Monday, May 21, 2018

Magic Mountains

By
Nicholas Lezard

When this edition of the book dropped through the letterbox, I was mildly intrigued. When a reissue of the Penguin Classics edition followed a couple of days later, I took it as a recommendation from providence. This is, after all, one of the great unread ancient European books. Our own national contribution to the genre is the Domesday Book, which is also now published by Penguin; but Polo's Travels offer, unlike Domesday, the conventional pleasures of reading, in spades.



I imagine that more people have read Calvino's Invisible Cities than Polo's Travels. In Calvino's book, Marco Polo tells Kublai Khan of various imaginary cities he has visited - all of them, if you wish, in some way versions of his own home town, Venice. So in a sense we feel we have "read" Marco Polo already, when all we have done is seen his reflection, an upside-down image in a lagoon. (Which I suspect was precisely Calvino's intent, or one of them.) Here, then, is the original image: and it is just as remarkable.

Here are provinces where, for three hours of the day, the inhabitants immerse themselves up to their chins in water so as to escape the effects of a blistering, suffocating wind. Here are lakes of fire, worshipped by descendants of the Magi; here is the first western mention of the Old Man of the Mountains, who trained his assassins to welcome death by drugging them and then allowing them to experience all the pleasures of Paradise. Here are mountains so high that fires fail to cook food properly; here are eagles trained to kill wolves.

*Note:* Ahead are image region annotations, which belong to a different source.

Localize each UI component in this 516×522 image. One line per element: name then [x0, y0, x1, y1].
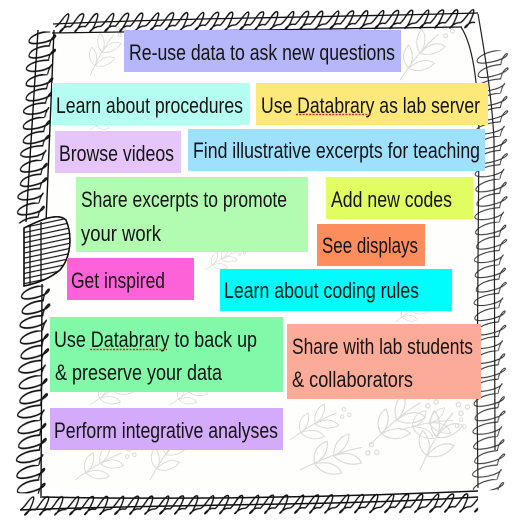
note: browse videos: Browse videos: [59, 141, 174, 166]
note: learn about procedures: [52, 83, 250, 125]
tab hatching: [24, 217, 70, 286]
frame: top edge: [52, 8, 478, 34]
note: see displays: [317, 224, 425, 266]
note: add new codes: [326, 177, 473, 219]
note: share with lab students: [287, 324, 481, 399]
note: back up and preserve data: [50, 317, 283, 392]
note: back up and preserve data: & preserve your data: [55, 360, 223, 385]
frame: bottom edge: [20, 491, 478, 517]
note: perform integrative analyses: Perform integrative analyses: [54, 418, 278, 443]
note: re-use data: Re-use data to ask new questions: [129, 40, 395, 65]
note: find illustrative excerpts: [188, 129, 485, 171]
frame: left edge lower: [14, 285, 52, 494]
frame: left edge lines: [26, 30, 54, 498]
note: use Databrary as lab server: [256, 83, 488, 125]
note: learn about procedures: Learn about procedures: [56, 93, 243, 118]
note: share excerpts: [76, 177, 308, 252]
note: learn about coding rules: [220, 269, 452, 311]
background paper: [42, 32, 479, 490]
tab on left edge: [24, 217, 70, 286]
background floral pattern: [74, 19, 485, 483]
frame: right edge lines: [461, 14, 495, 488]
note: add new codes: Add new codes: [331, 187, 452, 212]
note: share with lab students: & collaborators: [292, 367, 413, 392]
note: back up and preserve data: Use Databrary to back up: [54, 327, 257, 352]
note: re-use data: [124, 30, 401, 72]
note: learn about coding rules: Learn about coding rules: [224, 278, 419, 303]
note: share excerpts: Share excerpts to promote: [81, 187, 287, 212]
note: get inspired: Get inspired: [71, 268, 165, 293]
frame: left edge upper: [14, 30, 58, 225]
note: browse videos: [55, 131, 181, 173]
note: see displays: See displays: [322, 233, 418, 258]
note: perform integrative analyses: [50, 408, 283, 450]
note: share excerpts: your work: [81, 221, 162, 246]
frame: right edge: [470, 50, 510, 490]
note: get inspired: [67, 258, 194, 300]
note: share with lab students: Share with lab students: [292, 334, 473, 359]
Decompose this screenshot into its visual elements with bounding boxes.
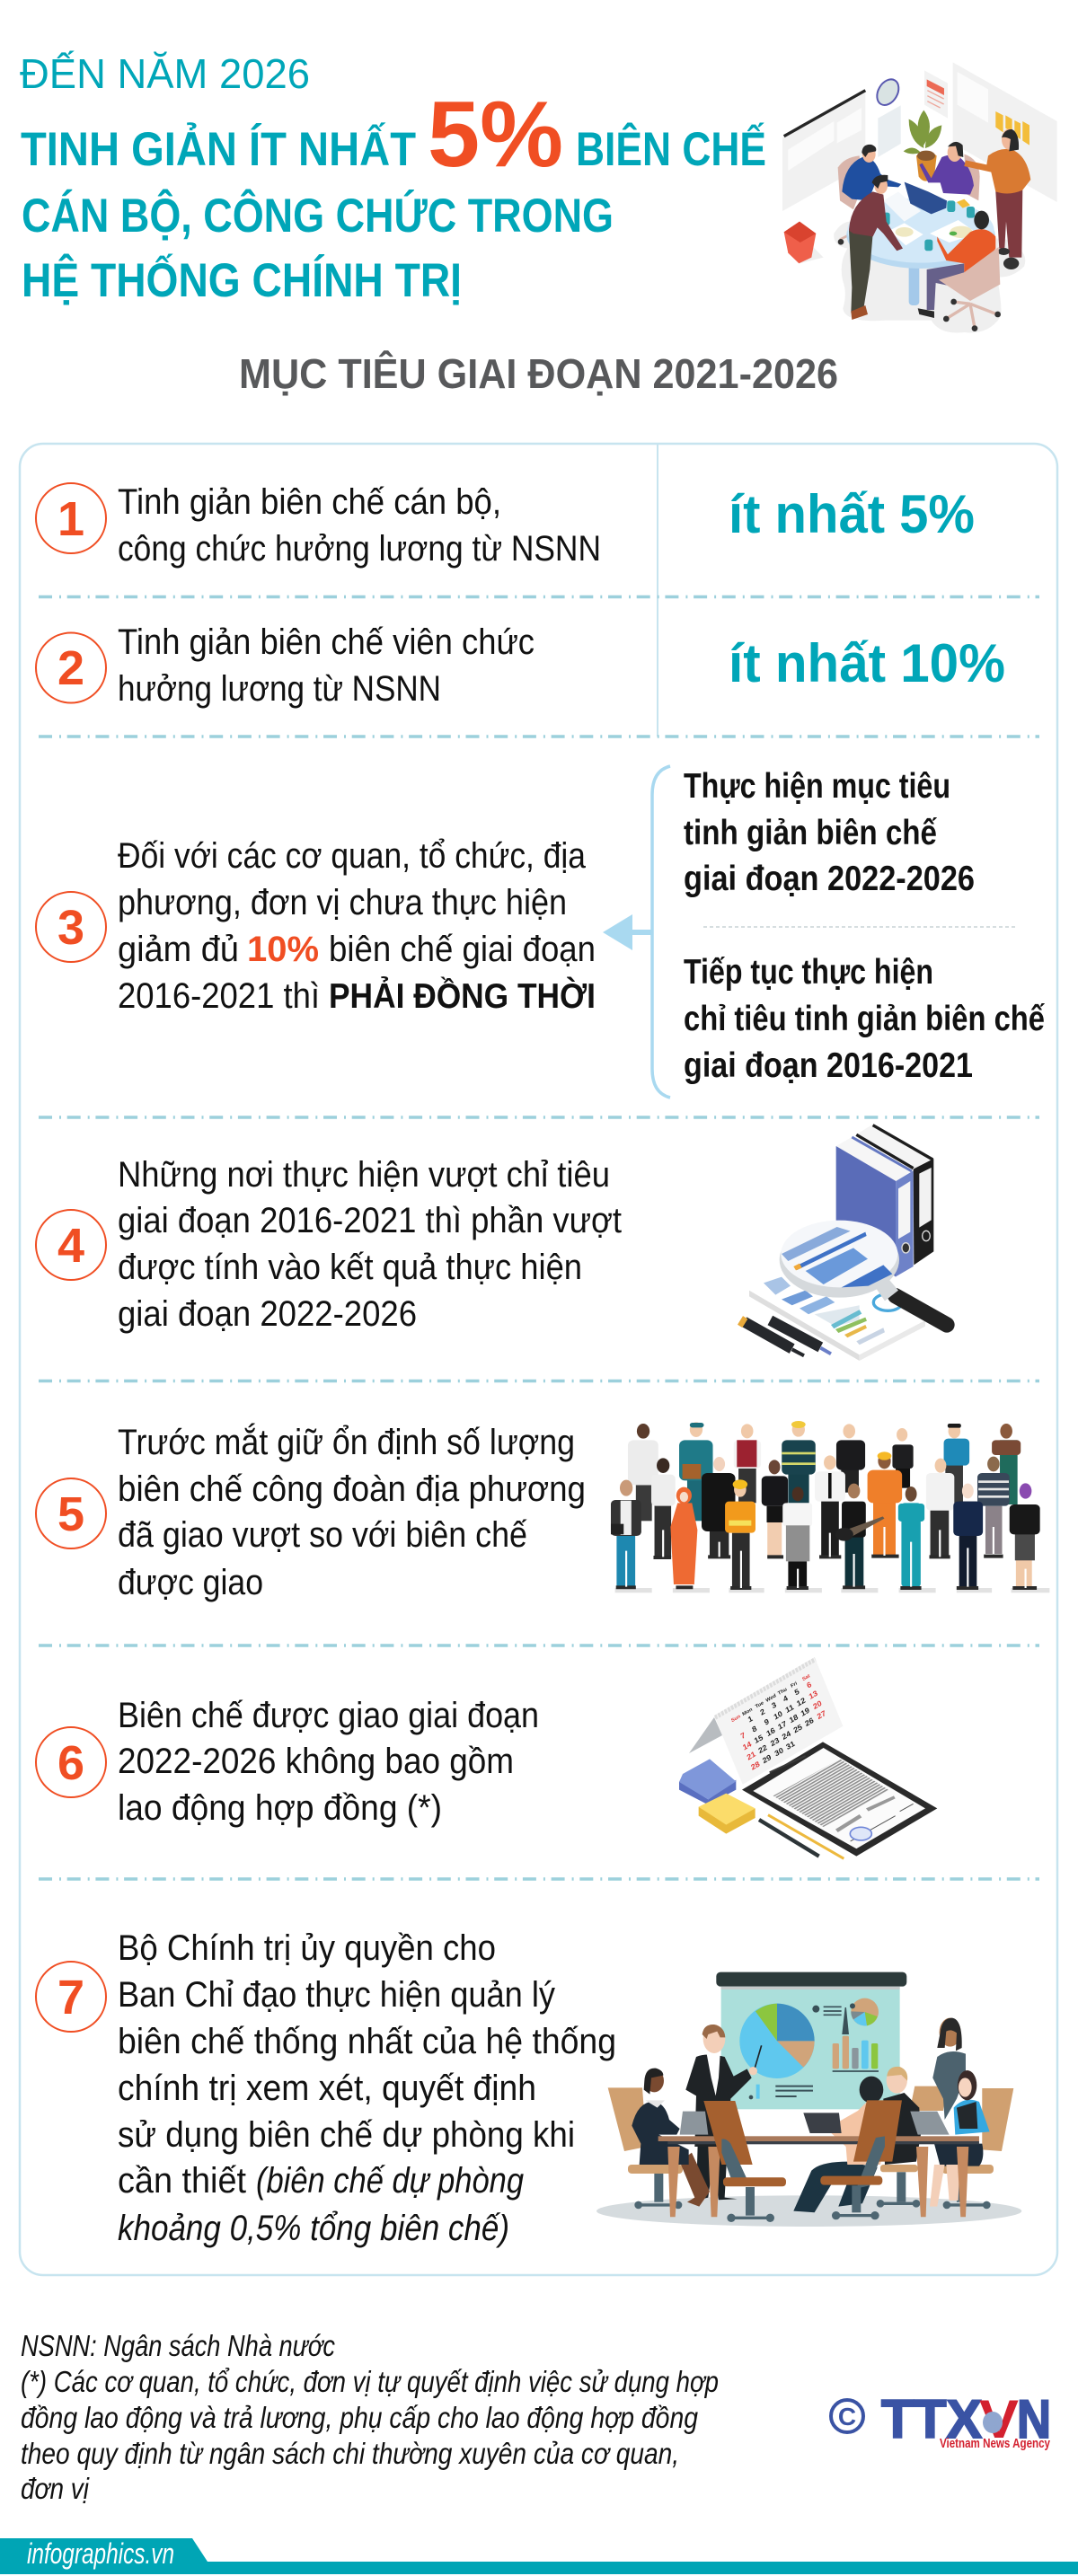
sub-point 1 bbox=[684, 767, 975, 898]
calendar: 23 bbox=[769, 1735, 781, 1748]
kicker: by 2026: ĐẾN NĂM 2026 bbox=[20, 50, 310, 97]
item 4 text: Những nơi thực hiện vượt chỉ tiêu bbox=[118, 1155, 610, 1195]
calendar: 1 bbox=[747, 1714, 754, 1724]
standing man in maroon bbox=[849, 175, 903, 320]
calendar: 15 bbox=[753, 1733, 764, 1745]
title line 2: CÁN BỘ, CÔNG CHỨC TRONG bbox=[22, 188, 614, 243]
calendar: 12 bbox=[795, 1696, 807, 1708]
item 1 value: ít nhất 5% bbox=[729, 484, 975, 544]
pen and pencil bbox=[759, 1815, 844, 1858]
footnotes: theo quy định từ ngân sách chi thường xuyên của cơ quan, bbox=[21, 2437, 679, 2470]
calendar: 6 bbox=[806, 1680, 813, 1689]
calendar: 16 bbox=[765, 1725, 776, 1738]
number badge 7 bbox=[36, 1962, 106, 2032]
middle row of workers bbox=[651, 1451, 1010, 1557]
item 5 text: đã giao vượt so với biên chế bbox=[118, 1515, 527, 1555]
calendar: 21 bbox=[746, 1750, 757, 1762]
highlighted 5 percent: 5% bbox=[428, 83, 563, 187]
item 4 bbox=[36, 1125, 947, 1361]
item 7 text: biên chế thống nhất của hệ thống bbox=[118, 2022, 616, 2061]
calendar: 2 bbox=[759, 1707, 766, 1717]
item 7 text: chính trị xem xét, quyết định bbox=[118, 2069, 536, 2108]
item 3 text: 2016-2021 thì bbox=[118, 976, 320, 1016]
leg gaps bbox=[626, 1527, 1026, 1588]
calendar: 27 bbox=[816, 1708, 827, 1721]
front row of workers bbox=[611, 1479, 1040, 1588]
panel: main targets frame bbox=[20, 444, 1057, 2275]
item 7 text: Bộ Chính trị ủy quyền cho bbox=[118, 1928, 496, 1968]
number badge 3 bbox=[36, 892, 106, 962]
man with back to viewer bbox=[793, 2077, 892, 2212]
item 3 text: phương, đơn vị chưa thực hiện bbox=[118, 883, 567, 922]
item 2 text: Tinh giản biên chế viên chức bbox=[118, 622, 535, 662]
calendar: 8 bbox=[751, 1724, 758, 1734]
item 7 text bbox=[118, 1928, 616, 2248]
calendar bbox=[714, 1657, 843, 1785]
laptops bbox=[680, 2112, 708, 2135]
illustration: calendar, clipboard, sticky notes bbox=[679, 1657, 937, 1858]
heading: targets 2021-2026: MỤC TIÊU GIAI ĐOẠN 2021-2026 bbox=[239, 350, 838, 397]
standing woman right bbox=[932, 2018, 966, 2120]
calendar: 20 bbox=[812, 1698, 823, 1711]
footnotes: NSNN: Ngân sách Nhà nước bbox=[21, 2329, 335, 2362]
item 1 text: Tinh giản biên chế cán bộ, bbox=[118, 482, 501, 522]
calendar: 22 bbox=[757, 1742, 768, 1755]
seated woman left bbox=[632, 2069, 710, 2207]
seated man in blue bbox=[842, 145, 901, 200]
item 7 text: sử dụng biên chế dự phòng khi bbox=[118, 2115, 575, 2155]
illustration: business meeting with presentation board bbox=[596, 1972, 1021, 2227]
illustration: workers of many professions bbox=[611, 1421, 1049, 1591]
footer bar bbox=[0, 2537, 1078, 2574]
number badge 6 bbox=[36, 1727, 106, 1797]
logo: TTXVN copyright: V bbox=[979, 2389, 1019, 2449]
item 1 text bbox=[118, 482, 601, 569]
title line 1 start: TINH GIẢN ÍT NHẤT bbox=[21, 122, 416, 176]
sub-point 1: Thực hiện mục tiêu bbox=[684, 767, 950, 806]
calendar: 25 bbox=[792, 1722, 803, 1734]
item 7 text: cần thiết bbox=[118, 2161, 246, 2201]
calendar: 9 bbox=[763, 1716, 770, 1727]
sub-point 1: tinh giản biên chế bbox=[684, 814, 937, 852]
item 3 bbox=[36, 766, 1045, 1098]
item 4 text: được tính vào kết quả thực hiện bbox=[118, 1248, 582, 1287]
calendar: 10 bbox=[773, 1709, 783, 1722]
plant bbox=[904, 110, 941, 154]
front chair left bbox=[703, 2101, 786, 2222]
item 1 bbox=[36, 482, 975, 569]
logo: TTXVN copyright: C bbox=[838, 2403, 856, 2430]
number badge 7: 7 bbox=[57, 1971, 84, 2025]
red bin bbox=[784, 222, 816, 263]
front chair right bbox=[820, 2100, 902, 2219]
arrow pointing to item 3 text bbox=[603, 914, 652, 950]
item 7 text: khoảng 0,5% tổng biên chế) bbox=[118, 2209, 509, 2248]
title line 3: HỆ THỐNG CHÍNH TRỊ bbox=[22, 252, 462, 307]
item 5 text: Trước mắt giữ ổn định số lượng bbox=[118, 1422, 575, 1462]
calendar: 24 bbox=[781, 1729, 792, 1742]
item 6 text bbox=[118, 1696, 539, 1828]
calendar: 28 bbox=[750, 1760, 761, 1772]
sub-point 2 bbox=[684, 953, 1045, 1085]
calendar: Wed bbox=[765, 1693, 777, 1704]
calendar: 31 bbox=[785, 1739, 796, 1751]
markers bbox=[740, 1320, 831, 1355]
item 2 bbox=[36, 622, 1005, 709]
calendar: 11 bbox=[784, 1702, 795, 1715]
item 3 text: PHẢI ĐỒNG THỜI bbox=[329, 976, 596, 1016]
item 5 text bbox=[118, 1422, 586, 1602]
presentation board bbox=[716, 1972, 906, 2109]
item 6 text: lao động hợp đồng (*) bbox=[118, 1788, 442, 1828]
yellow sticky notes bbox=[699, 1794, 755, 1834]
item 2 text: hưởng lương từ NSNN bbox=[118, 669, 441, 709]
number badge 5 bbox=[36, 1478, 106, 1548]
item 5 text: được giao bbox=[118, 1563, 263, 1602]
item 4 text bbox=[118, 1155, 622, 1334]
calendar: Sun bbox=[730, 1714, 742, 1724]
calendar: 5 bbox=[793, 1687, 800, 1697]
sub-point 2: Tiếp tục thực hiện bbox=[684, 953, 933, 992]
number badge 4: 4 bbox=[57, 1219, 84, 1273]
item 6 text: 2022-2026 không bao gồm bbox=[118, 1742, 514, 1781]
number badge 2: 2 bbox=[57, 641, 84, 695]
footnotes: (*) Các cơ quan, tổ chức, đơn vị tự quyết định việc sử dụng hợp bbox=[21, 2365, 719, 2398]
number badge 1: 1 bbox=[57, 492, 84, 546]
floor shadows bbox=[615, 1584, 1049, 1598]
bracket bbox=[652, 766, 670, 1098]
calendar: 17 bbox=[776, 1719, 788, 1732]
woman in purple bbox=[919, 142, 974, 195]
calendar: Sat bbox=[801, 1673, 811, 1682]
chairs behind bbox=[838, 155, 862, 209]
title line 1 end: BIÊN CHẾ bbox=[576, 121, 766, 176]
source site: infographics.vn bbox=[27, 2537, 174, 2570]
number badge 1 bbox=[36, 483, 106, 553]
calendar: 19 bbox=[800, 1706, 811, 1718]
item 5 text: biên chế công đoàn địa phương bbox=[118, 1469, 586, 1509]
item 1 text: công chức hưởng lương từ NSNN bbox=[118, 529, 601, 569]
calendar: 3 bbox=[770, 1700, 778, 1710]
illustration: binders, magnifier, documents bbox=[740, 1125, 947, 1361]
paper stack bbox=[749, 1277, 925, 1361]
item 6 text: Biên chế được giao giai đoạn bbox=[118, 1696, 539, 1735]
calendar: 18 bbox=[788, 1712, 800, 1725]
title block bbox=[20, 50, 766, 307]
calendar: 13 bbox=[808, 1689, 819, 1701]
logo: TTXVN copyright: TTX bbox=[881, 2389, 982, 2449]
item 7 text: (biên chế dự phòng bbox=[256, 2161, 524, 2201]
number badge 3: 3 bbox=[57, 901, 84, 955]
item 2 text bbox=[118, 622, 535, 709]
item 3 text bbox=[118, 836, 596, 1016]
calendar: 4 bbox=[782, 1693, 789, 1704]
number badge 6: 6 bbox=[57, 1736, 84, 1790]
blond man bbox=[883, 2067, 921, 2165]
back chairs bbox=[608, 2087, 647, 2151]
sub-point 1: giai đoạn 2022-2026 bbox=[684, 860, 975, 898]
logo: TTXVN copyright bbox=[831, 2389, 1051, 2451]
woman in blue right bbox=[930, 2070, 990, 2207]
blue sticky notes bbox=[679, 1759, 736, 1804]
calendar: Thu bbox=[777, 1687, 788, 1697]
number badge 5: 5 bbox=[57, 1487, 84, 1541]
calendar: Tue bbox=[755, 1700, 764, 1710]
black binder bbox=[856, 1125, 933, 1265]
footnotes bbox=[21, 2329, 719, 2505]
magnifier bbox=[780, 1221, 947, 1325]
item 3 text: Đối với các cơ quan, tổ chức, địa bbox=[118, 836, 587, 876]
calendar: 30 bbox=[773, 1745, 784, 1758]
blue binder bbox=[836, 1137, 914, 1277]
round table bbox=[846, 182, 995, 305]
standing woman in orange bbox=[964, 128, 1030, 269]
calendar: 26 bbox=[804, 1716, 815, 1728]
illustration: team around a meeting table bbox=[782, 62, 1057, 333]
item 7 text: Ban Chỉ đạo thực hiện quản lý bbox=[118, 1975, 555, 2015]
logo: TTXVN copyright: N bbox=[1017, 2389, 1051, 2449]
number badge 2 bbox=[36, 632, 106, 702]
item 6 bbox=[36, 1657, 937, 1858]
back row of workers bbox=[628, 1421, 1021, 1521]
footnotes: đơn vị bbox=[21, 2472, 90, 2505]
presenter bbox=[685, 2025, 757, 2201]
item 3 text: 10% bbox=[247, 930, 319, 969]
calendar: 7 bbox=[739, 1731, 747, 1741]
shoes bbox=[616, 1557, 1037, 1588]
calendar: 29 bbox=[761, 1752, 773, 1765]
item 4 text: giai đoạn 2022-2026 bbox=[118, 1294, 417, 1334]
calendar fold bbox=[689, 1717, 722, 1753]
item 7 bbox=[36, 1928, 1021, 2248]
item 4 text: giai đoạn 2016-2021 thì phần vượt bbox=[118, 1201, 622, 1240]
number badge 4 bbox=[36, 1210, 106, 1280]
seated man in red with chair bbox=[918, 211, 1001, 331]
item 3 text: giảm đủ bbox=[118, 930, 239, 969]
calendar: 14 bbox=[741, 1739, 753, 1751]
conference table bbox=[658, 2136, 979, 2217]
calendar: Fri bbox=[791, 1681, 799, 1689]
calendar: Mon bbox=[742, 1707, 754, 1717]
clipboard bbox=[742, 1742, 937, 1857]
sub-point 2: giai đoạn 2016-2021 bbox=[684, 1046, 973, 1085]
footnotes: đồng lao động và trả lương, phụ cấp cho lao động hợp đồng bbox=[21, 2401, 699, 2434]
item 2 value: ít nhất 10% bbox=[729, 633, 1005, 693]
item 3 text: biên chế giai đoạn bbox=[329, 930, 596, 969]
item 5 bbox=[36, 1421, 1049, 1602]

Here, too, is the province of Peyn, where, if the husband is absent from home for 20 days (by no means a rare occurrence in a region where the nearest town was typically five days away), the wife had a right to take another; even more enticingly, here is the district of Kamul, where the men not only are "addicted to pleasure, and attend to little else than playing upon instruments, singing, dancing, reading, writing... and the pursuit, in short, of every kind of amusement", but also offer their wives and all female relations to any strangers seeking accommodation, while they leave the house. When the local ruler, Mangu Kaan, discovered and banned the practice, crops failed, and, with the abrupt cessation of visits from outside, the area's entire income dried up. When the locals begged Kaan to reconsider, he replied: "Since you appear so anxious to persist in your own shame, let it be granted." By the time Marco Polo arrived, things were back to normal. Likewise, ambassadors to the great Khan's court were offered a different courtesan each night. Polo was away from home for 26 years, and stayed with Khan for 17 of them.

I have gone for the much older translation rather than Ronald Latham's 1958 Penguin version. The latter is more complete and, strictly speaking, more useful - Polo's text exists in numerous versions, and it's not always easy to tell what was put in later - but the Norton edition (which is a 1930 scrubbing and polishing of William Marsden's 1818 translation) not only has nice illustrations, it has an excellent introduction by Manuel Komroff, a more colourful and engaging style, and wonderful notes. Example: the people of Kashcar "are a wretched and sordid race, eating badly and drinking worse". Footnote: "Their manners have not improved. See Ancient Khotan, Sir Aurel Stein." Other notes attest to the veracity of some of Polo's more astonishing claims, including tricks that would appear to be beyond any contemporary scientist or magician. (Why should I become a Christian, asked Khan, when Christians "do not possess the faculty of performing anything miraculous"?)

Polo's travels endured so long in the imagination that, 500 years later, Coleridge was inspired to use some of their details in a work of visionary intensity. They coloured all subsequent imaginings of China until 1948 - and may do once again. This is a world of almost inconceivable possibility - and the remarkable thing about it is that so much of it turns out to have been true. Besides, how can you fail to love a travel book which, from time to time, gives up looking for marvels and declares: "Nothing else occurs here that is worthy of remark"?